His office is still working with individuals and groups that tried to sign up for the new plan but for one reason or another missed the deadline.

"We have a loyalty and duty of care to our members," Folwell said. "We continue to be focused on the fact that we can no longer be involved in secret deals and continue to raise the cost of health care.

“State employees being out of network is, in my opinion, not something that exercises duty of care to them.” he said.

The State Health Plan provides health care coverage for more than 720,000 state employees, teachers and their dependents.

Folwell wants to reduce the reimbursement rate the State Health Plan pays hospitals and health care providers beginning on Jan. 1. Folwell said the change will save taxpayers $300 million and plan members $65 million annually.

North Carolina hospitals, represented by the North Carolina Healthcare Association, are opposed to Folwell's plan, saying it will cause them to lose money. Vidant Health CEO Michael Waldrum has said that system stands to lose $38 million in reimbursements.

Folwell's plan is a reference-based pricing system that pays hospitals and providers a fixed rate for health care. The rate typically is based on what Medicare will pay for a service with a multiplier added.

For the reimbursement rates to Vidant, the average is 182 percent, almost double what Medicare's reimbursement rates are, Folwell said.

"You should ask them why they provide workers comp medical services at a 40 percent profit, they provide services to prisoners at 40 percent profit but they won’t provide state employees services at 80 percent profit on average,” he said. “The decision to be out-of-network rests with them.”

Vidant Health released a statement saying there are better solutions for state employees and retirees.

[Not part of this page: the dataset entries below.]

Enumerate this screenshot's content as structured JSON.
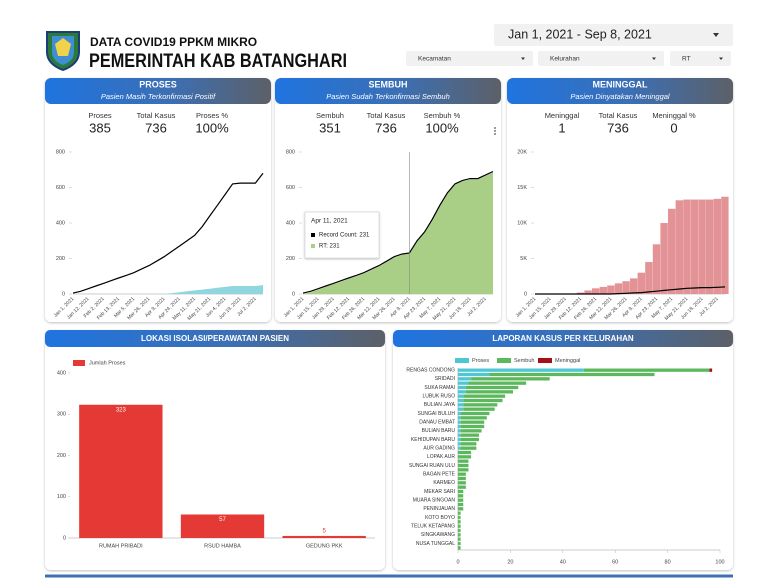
{
  "header": {
    "title": "DATA COVID19 PPKM MIKRO",
    "subtitle": "PEMERINTAH KAB BATANGHARI",
    "date_range": "Jan 1, 2021 - Sep 8, 2021",
    "filters": [
      "Kecamatan",
      "Kelurahan",
      "RT"
    ]
  },
  "cards": [
    {
      "title": "PROSES",
      "subtitle": "Pasien Masih Terkonfirmasi Positif",
      "kpis": [
        {
          "label": "Proses",
          "value": "385"
        },
        {
          "label": "Total Kasus",
          "value": "736"
        },
        {
          "label": "Proses %",
          "value": "100%"
        }
      ]
    },
    {
      "title": "SEMBUH",
      "subtitle": "Pasien Sudah Terkonfirmasi Sembuh",
      "kpis": [
        {
          "label": "Sembuh",
          "value": "351"
        },
        {
          "label": "Total Kasus",
          "value": "736"
        },
        {
          "label": "Sembuh %",
          "value": "100%"
        }
      ]
    },
    {
      "title": "MENINGGAL",
      "subtitle": "Pasien Dinyatakan Meninggal",
      "kpis": [
        {
          "label": "Meninggal",
          "value": "1"
        },
        {
          "label": "Total Kasus",
          "value": "736"
        },
        {
          "label": "Meninggal %",
          "value": "0"
        }
      ]
    }
  ],
  "chart_data": [
    {
      "type": "line",
      "categories": [
        "Jan 1, 2021",
        null,
        "Jan 12, 2021",
        null,
        "Feb 2, 2021",
        null,
        "Feb 13, 2021",
        null,
        "Mar 5, 2021",
        null,
        "Mar 26, 2021",
        null,
        "Apr 9, 2021",
        null,
        "Apr 24, 2021",
        null,
        "May 11, 2021",
        null,
        "May 21, 2021",
        null,
        "Jun 4, 2021",
        null,
        "Jun 19, 2021",
        null,
        "Jul 2, 2021",
        null
      ],
      "ylim": [
        0,
        800
      ],
      "yticks": [
        0,
        200,
        400,
        600,
        800
      ],
      "series": [
        {
          "type": "area",
          "color": "#8fd6df",
          "values": [
            0,
            0,
            0,
            0,
            0,
            0,
            0,
            0,
            0,
            0,
            0,
            0,
            0,
            5,
            10,
            15,
            20,
            25,
            30,
            35,
            40,
            45,
            45,
            45,
            45,
            50
          ]
        },
        {
          "type": "line",
          "color": "#000000",
          "values": [
            5,
            15,
            30,
            45,
            60,
            75,
            90,
            105,
            120,
            140,
            160,
            185,
            210,
            240,
            270,
            300,
            330,
            380,
            440,
            500,
            560,
            620,
            625,
            625,
            625,
            680
          ]
        }
      ]
    },
    {
      "type": "line",
      "categories": [
        "Jan 1, 2021",
        null,
        "Jan 15, 2021",
        null,
        "Jan 29, 2021",
        null,
        "Feb 12, 2021",
        null,
        "Feb 26, 2021",
        null,
        "Mar 12, 2021",
        null,
        "Mar 26, 2021",
        null,
        "Apr 9, 2021",
        null,
        "Apr 23, 2021",
        null,
        "May 7, 2021",
        null,
        "May 21, 2021",
        null,
        "Jun 18, 2021",
        null,
        "Jul 2, 2021",
        null
      ],
      "ylim": [
        0,
        800
      ],
      "yticks": [
        0,
        200,
        400,
        600,
        800
      ],
      "series": [
        {
          "type": "area",
          "color": "#a9cf86",
          "values": [
            0,
            10,
            25,
            40,
            55,
            70,
            85,
            100,
            115,
            135,
            155,
            180,
            205,
            220,
            231,
            295,
            345,
            415,
            495,
            565,
            615,
            635,
            645,
            645,
            665,
            685
          ]
        },
        {
          "type": "line",
          "color": "#000000",
          "values": [
            5,
            15,
            30,
            45,
            60,
            75,
            90,
            105,
            120,
            140,
            160,
            185,
            210,
            225,
            231,
            300,
            350,
            420,
            500,
            570,
            620,
            640,
            650,
            650,
            670,
            690
          ]
        }
      ],
      "tooltip": {
        "title": "Apr 11, 2021",
        "lines": [
          "Record Count: 231",
          "RT: 231"
        ]
      }
    },
    {
      "type": "line",
      "categories": [
        "Jan 1, 2021",
        null,
        "Jan 15, 2021",
        null,
        "Jan 29, 2021",
        null,
        "Feb 12, 2021",
        null,
        "Feb 26, 2021",
        null,
        "Mar 12, 2021",
        null,
        "Mar 26, 2021",
        null,
        "Apr 9, 2021",
        null,
        "Apr 23, 2021",
        null,
        "May 7, 2021",
        null,
        "May 21, 2021",
        null,
        "Jun 18, 2021",
        null,
        "Jul 2, 2021",
        null
      ],
      "ylim": [
        0,
        20000
      ],
      "yticks": [
        0,
        {
          "value": 5000,
          "label": "5K"
        },
        {
          "value": 10000,
          "label": "10K"
        },
        {
          "value": 15000,
          "label": "15K"
        },
        {
          "value": 20000,
          "label": "20K"
        }
      ],
      "series": [
        {
          "type": "bar",
          "color": "#e39295",
          "values": [
            0,
            0,
            0,
            0,
            0,
            0,
            200,
            500,
            800,
            1000,
            1200,
            1500,
            1800,
            2200,
            3000,
            4500,
            7000,
            10000,
            12000,
            13200,
            13300,
            13300,
            13300,
            13300,
            13400,
            13700
          ]
        },
        {
          "type": "line",
          "color": "#000000",
          "values": [
            0,
            0,
            0,
            0,
            0,
            0,
            0,
            0,
            0,
            0,
            0,
            50,
            100,
            150,
            200,
            300,
            400,
            500,
            600,
            700,
            800,
            850,
            900,
            900,
            950,
            1000
          ]
        }
      ]
    },
    {
      "type": "bar",
      "title": "LOKASI ISOLASI/PERAWATAN PASIEN",
      "categories": [
        "RUMAH PRIBADI",
        "RSUD HAMBA",
        "GEDUNG PKK"
      ],
      "ylim": [
        0,
        400
      ],
      "yticks": [
        0,
        100,
        200,
        300,
        400
      ],
      "series": [
        {
          "name": "Jumlah Proses",
          "color": "#e53935",
          "values": [
            323,
            57,
            5
          ]
        }
      ]
    },
    {
      "type": "hbar",
      "title": "LAPORAN KASUS PER KELURAHAN",
      "stacked": true,
      "categories": [
        "RENGAS CONDONG",
        null,
        "SRIDADI",
        null,
        "SUKA RAMAI",
        null,
        "LUBUK RUSO",
        null,
        "BULIAN JAYA",
        null,
        "SUNGAI BULUH",
        null,
        "DANAU EMBAT",
        null,
        "BULIAN BARU",
        null,
        "KEHIDUPAN BARU",
        null,
        "AUR GADING",
        null,
        "LOPAK AUR",
        null,
        "SUNGAI RUAN ULU",
        null,
        "BAGAN PETE",
        null,
        "KARMEO",
        null,
        "MEKAR SARI",
        null,
        "MUARA SINGOAN",
        null,
        "PENINJAUAN",
        null,
        "KOTO BOYO",
        null,
        "TELUK KETAPANG",
        null,
        "SINGKAWANG",
        null,
        "NUSA TUNGGAL",
        null
      ],
      "xlim": [
        0,
        100
      ],
      "xticks": [
        0,
        20,
        40,
        60,
        80,
        100
      ],
      "series": [
        {
          "name": "Proses",
          "color": "#4fc6d4",
          "values": [
            48,
            12,
            5,
            4,
            3,
            3,
            2,
            2,
            2,
            2,
            1,
            1,
            1,
            1,
            1,
            1,
            1,
            1,
            1,
            0,
            0,
            0,
            0,
            0,
            0,
            0,
            0,
            0,
            0,
            0,
            0,
            0,
            0,
            0,
            0,
            0,
            0,
            0,
            0,
            0,
            0,
            0
          ]
        },
        {
          "name": "Sembuh",
          "color": "#5cb85c",
          "values": [
            48,
            63,
            30,
            22,
            20,
            18,
            16,
            15,
            13,
            12,
            11,
            10,
            9,
            9,
            8,
            7,
            7,
            6,
            6,
            5,
            5,
            4,
            4,
            4,
            3,
            3,
            3,
            3,
            2,
            2,
            2,
            2,
            2,
            1,
            1,
            1,
            1,
            1,
            1,
            1,
            1,
            1
          ]
        },
        {
          "name": "Meninggal",
          "color": "#a50f15",
          "values": [
            1,
            0,
            0,
            0,
            0,
            0,
            0,
            0,
            0,
            0,
            0,
            0,
            0,
            0,
            0,
            0,
            0,
            0,
            0,
            0,
            0,
            0,
            0,
            0,
            0,
            0,
            0,
            0,
            0,
            0,
            0,
            0,
            0,
            0,
            0,
            0,
            0,
            0,
            0,
            0,
            0,
            0
          ]
        }
      ]
    }
  ]
}
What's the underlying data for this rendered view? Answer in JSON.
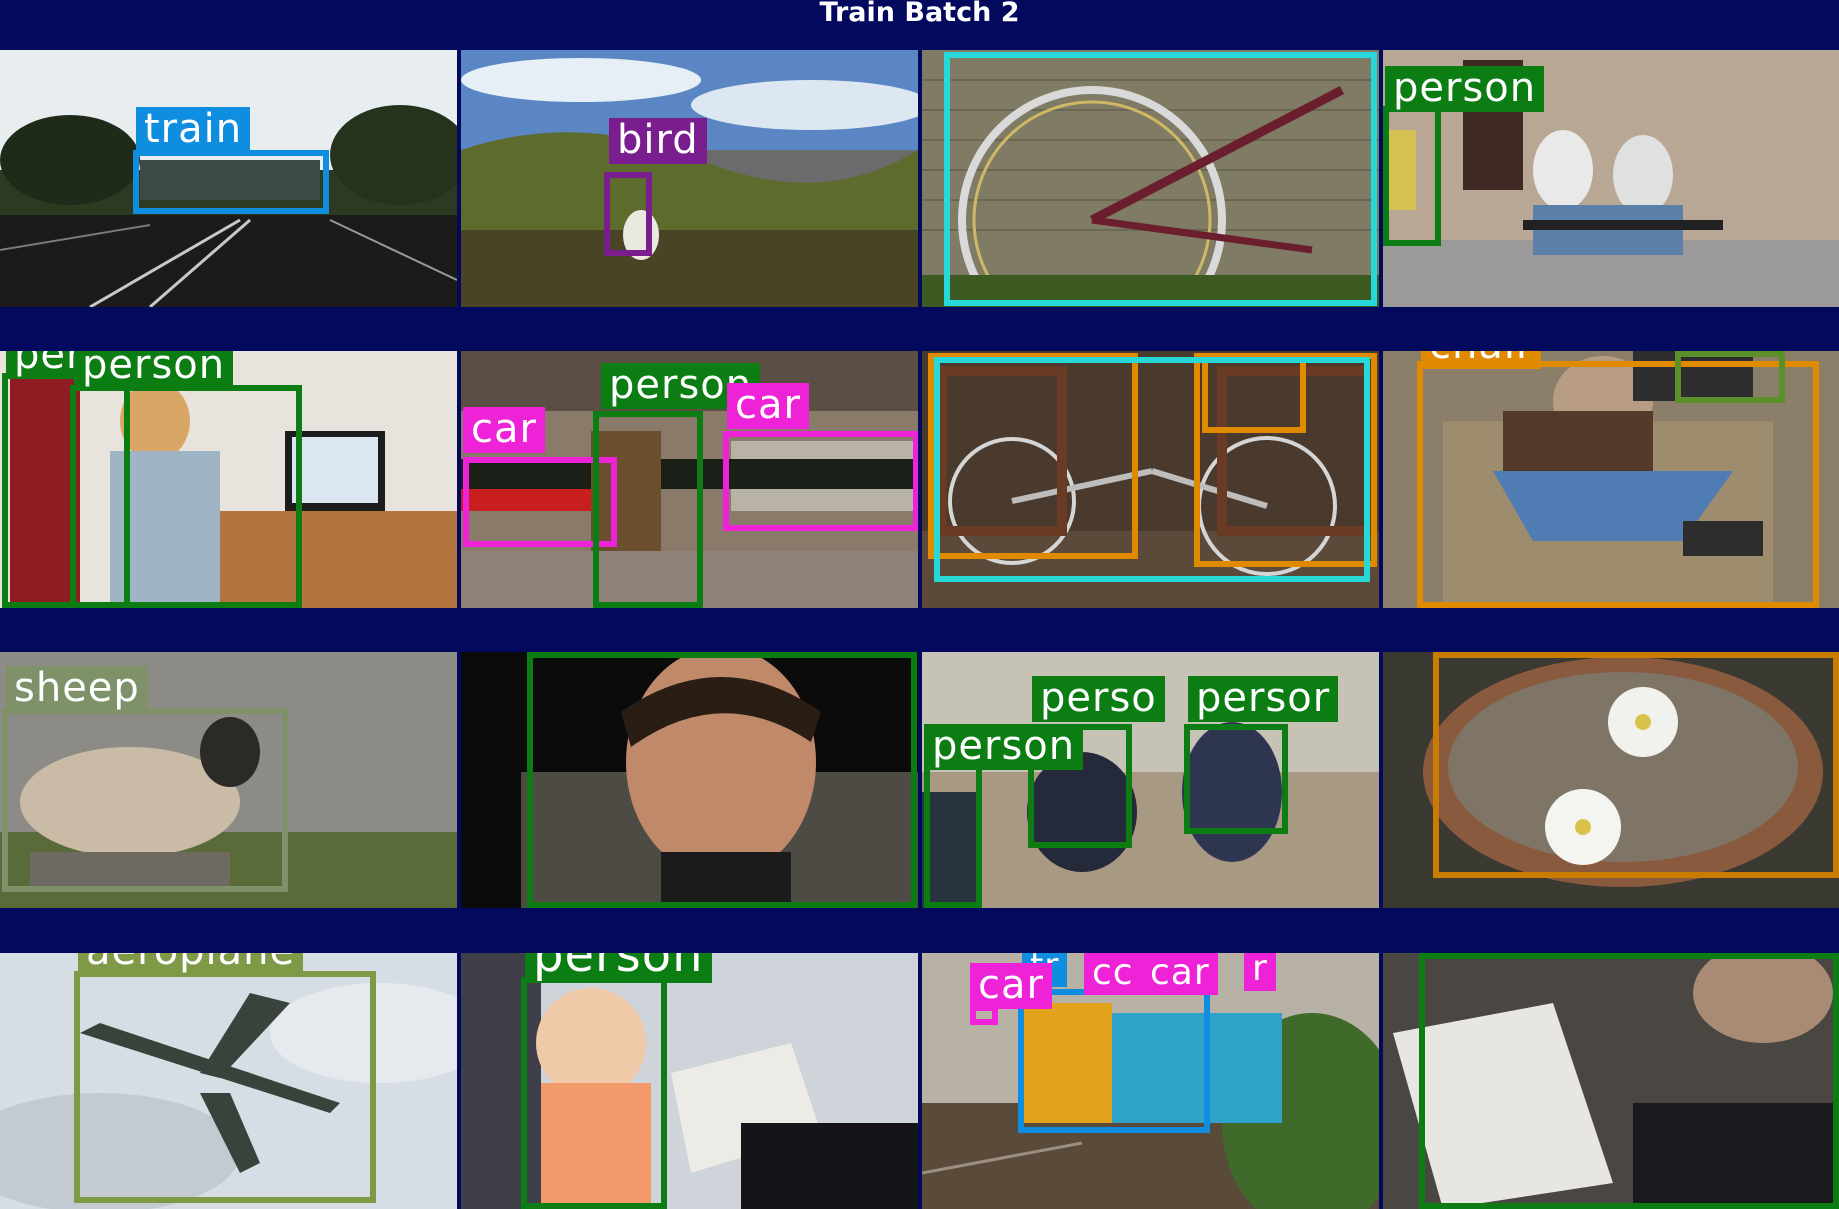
{
  "title": "Train Batch 2",
  "colors": {
    "background": "#030a5e",
    "train": "#0f8ee0",
    "bird": "#7a1e8f",
    "bicycle": "#27d8d8",
    "person": "#0b7d12",
    "car": "#ee22d6",
    "chair": "#e08a00",
    "sheep": "#7e9169",
    "potted_plant": "#c97c00",
    "aeroplane": "#7e9a46",
    "dining_table": "#5a8f2a"
  },
  "tiles": [
    {
      "labels": [
        "train"
      ]
    },
    {
      "labels": [
        "bird"
      ]
    },
    {
      "labels": []
    },
    {
      "labels": [
        "person"
      ]
    },
    {
      "labels": [
        "person",
        "person"
      ]
    },
    {
      "labels": [
        "car",
        "person",
        "car"
      ]
    },
    {
      "labels": []
    },
    {
      "labels": [
        "chair"
      ]
    },
    {
      "labels": [
        "sheep"
      ]
    },
    {
      "labels": []
    },
    {
      "labels": [
        "person",
        "perso",
        "persor"
      ]
    },
    {
      "labels": []
    },
    {
      "labels": [
        "aeroplane"
      ]
    },
    {
      "labels": [
        "person"
      ]
    },
    {
      "labels": [
        "car",
        "cc",
        "car",
        "r",
        "tr"
      ]
    },
    {
      "labels": []
    }
  ]
}
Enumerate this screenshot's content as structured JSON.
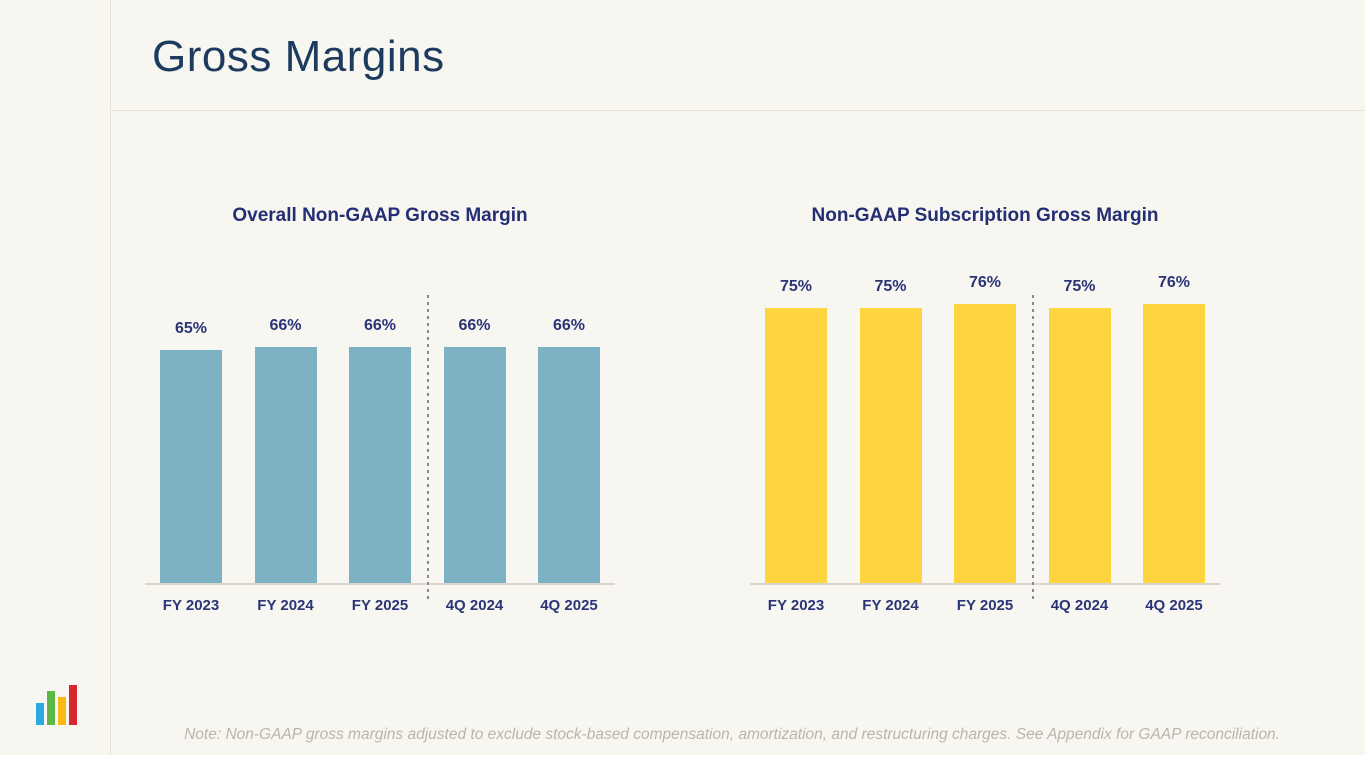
{
  "slide": {
    "title": "Gross Margins",
    "note": "Note: Non-GAAP gross margins adjusted to exclude stock-based compensation, amortization, and restructuring charges. See Appendix for GAAP reconciliation."
  },
  "colors": {
    "background": "#f8f6f0",
    "title_navy": "#1d3b5e",
    "chart_text_indigo": "#2a3578",
    "bar_blue": "#7db2c5",
    "bar_yellow": "#fed540",
    "divider_line": "#e6e2d9",
    "axis_line": "#d9d5cd",
    "dashed_separator": "#8a8a8a",
    "note_gray": "#b9b5ac",
    "logo_colors": [
      "#2ba9e0",
      "#5cb847",
      "#fdb813",
      "#d7282f"
    ]
  },
  "logo": {
    "icon": "bar-chart-logo"
  },
  "chart_data": [
    {
      "type": "bar",
      "title": "Overall Non-GAAP Gross Margin",
      "categories": [
        "FY 2023",
        "FY 2024",
        "FY 2025",
        "4Q 2024",
        "4Q 2025"
      ],
      "values": [
        65,
        66,
        66,
        66,
        66
      ],
      "value_labels": [
        "65%",
        "66%",
        "66%",
        "66%",
        "66%"
      ],
      "bar_color": "#7db2c5",
      "ylim": [
        0,
        81
      ],
      "xlabel": "",
      "ylabel": "",
      "grid": false,
      "legend": false,
      "separator_after_index": 2
    },
    {
      "type": "bar",
      "title": "Non-GAAP Subscription Gross Margin",
      "categories": [
        "FY 2023",
        "FY 2024",
        "FY 2025",
        "4Q 2024",
        "4Q 2025"
      ],
      "values": [
        75,
        75,
        76,
        75,
        76
      ],
      "value_labels": [
        "75%",
        "75%",
        "76%",
        "75%",
        "76%"
      ],
      "bar_color": "#fed540",
      "ylim": [
        0,
        79
      ],
      "xlabel": "",
      "ylabel": "",
      "grid": false,
      "legend": false,
      "separator_after_index": 2
    }
  ]
}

"As we continue to evaluate the contract, it will be necessary to consider how this plan will restrict access to care for the communities we serve,” the statement said.

Vidant and other hospitals, including the UNC Health System, want to negotiate a different plan. Folwell said that's impossible because Vidant and other systems won't provide information on their pricing structures. Part of Folwell's plan is to build on federal law requiring hospitals to publish prices for procedures so health care consumers can understand procedures' cost.

Folwell said recent reports that he is not meeting with medical providers to discuss the plan and options are "patently false.”

“We have more than 27,000 medical providers who have signed, and we have had dozens and dozens of meetings with hospitals, legislators and stakeholders," Folwell said. "We have answered every call, email and attended every meeting. We will meet with anybody, anytime, anywhere.”

When asked if his office was still meeting with Vidant, Folwell said, "It seems like Vidant is preoccupied with other things these days."

When asked to clarify his statement, Folwell said, "all the stuff you’ve been reporting on," a reference to ongoing reports about Vidant Medical Center's lawsuit involving the UNC system and East Carolina University over appointments to the hospital board of trustees. He also referenced Vidant's decision to close next month its 19-bed behavioral health unit at Vidant Beaufort Hospital next month.

Vidant is supportive of a bill before the General Assembly that would postpone implementation of Folwell's plan so the current system can be examined and a committee can work on creating a new method of compensating hospital and medical providers.

The legislation passed the state House in April but since then has been stalled in the Senate rules committee.

Bill D'Elia, a spokesman for Senate President Pro Tempore Phil Berger, said the senator does not believe the General Assembly should be micromanaging the state employee health insurance program.

“Years ago, the General Assembly delegated authority to manage the State Health Plan to the State Treasurer," D'Elia said. "The Treasurer determined that changes were necessary to ensure the long-term viability of the State Health Plan and providers need to work with the Treasurer towards a solution. Kicking the can down the road is not a solution and will likely result in the same situation at a later date."